Holzmann, Helge

Long-Term Accessibility of Software through Web Archives

Software is widely used and referenced in research and scientific publications. Hence, just like the results published in an article, associated software should be preserved and made long-term accessibly as well. Due to the nature of software and its dynamic aspects, this is rather challenging though. Very commonly, only related materials, such as a software's documentation, parts of its source code or change logs, are freely available. However, these can be very valuable to comprehend or reproduce experiments described in literature. We found that a big portion of this data is provided on the Web. Around 60% of the software webpages we analyzed link to documentation, while another 50% even contain some artifacts of the actual software [1, 2]. Web Archives are a way to preserve this information and allow for long-term accessibility, even if the software and corresponding information change. Although many of those websites are already archived, our study shows that the evolution of a software is not always well captured.

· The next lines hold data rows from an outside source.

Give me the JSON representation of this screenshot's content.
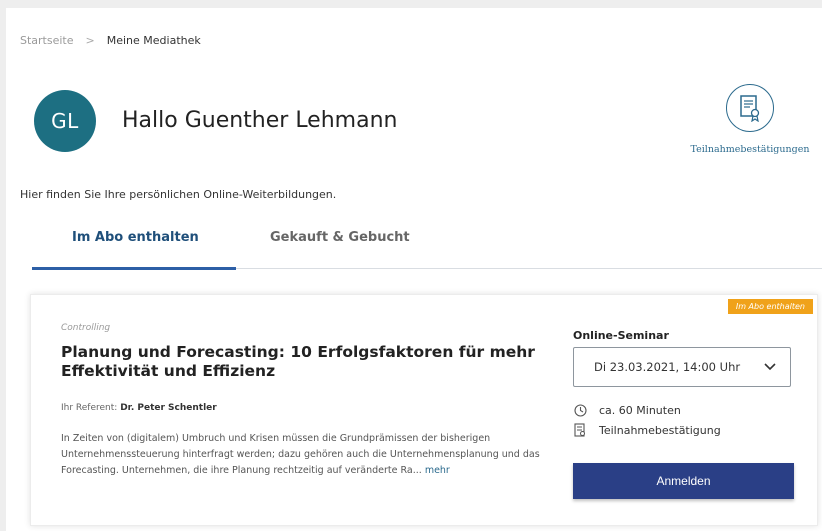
{
  "breadcrumb": {
    "home": "Startseite",
    "separator": ">",
    "current": "Meine Mediathek"
  },
  "user": {
    "initials": "GL",
    "greeting": "Hallo Guenther Lehmann"
  },
  "certificates": {
    "label": "Teilnahmebestätigungen",
    "icon": "certificate-icon"
  },
  "intro": "Hier finden Sie Ihre persönlichen Online-Weiterbildungen.",
  "tabs": [
    {
      "label": "Im Abo enthalten",
      "active": true
    },
    {
      "label": "Gekauft & Gebucht",
      "active": false
    }
  ],
  "course": {
    "badge": "Im Abo enthalten",
    "category": "Controlling",
    "title": "Planung und Forecasting: 10 Erfolgsfaktoren für mehr Effektivität und Effizienz",
    "referent_label": "Ihr Referent:",
    "referent_name": "Dr. Peter Schentler",
    "description": "In Zeiten von (digitalem) Umbruch und Krisen müssen die Grundprämissen der bisherigen Unternehmenssteuerung hinterfragt werden; dazu gehören auch die Unternehmensplanung und das Forecasting. Unternehmen, die ihre Planung rechtzeitig auf veränderte Ra...",
    "more": "mehr",
    "type_label": "Online-Seminar",
    "date": "Di 23.03.2021, 14:00 Uhr",
    "duration": "ca. 60 Minuten",
    "certificate": "Teilnahmebestätigung",
    "cta": "Anmelden"
  },
  "colors": {
    "avatar": "#1d6f82",
    "accent": "#2d5fa6",
    "badge": "#f0a21a",
    "button": "#2a3f86"
  }
}
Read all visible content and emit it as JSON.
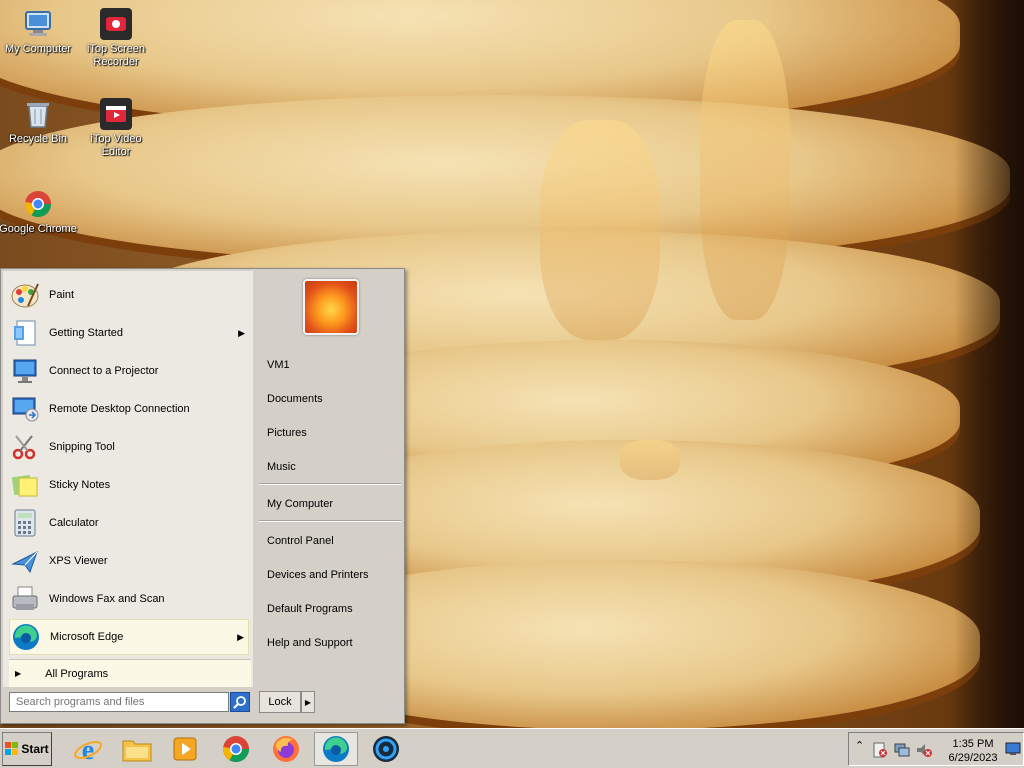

Therefore, we are working towards a pro-active approach to archive software on the Web in the future as part of the scientific process. [1] Holzmann, H., Runnwerth, M., Sperber, W.: Linking Mathematical Software in Web Archives. 5th International Congress on Mathematical Software, ICMS 2016. Berlin, Germany (2016). [2] Holzmann, H., Sperber, W., Runnwerth, M.:?Archiving Software Surrogates on the Web for Future Reference.20th International Conference on Theory and Practice of Digital Libraries, TPDL 2016, Hannover, Germany(2016).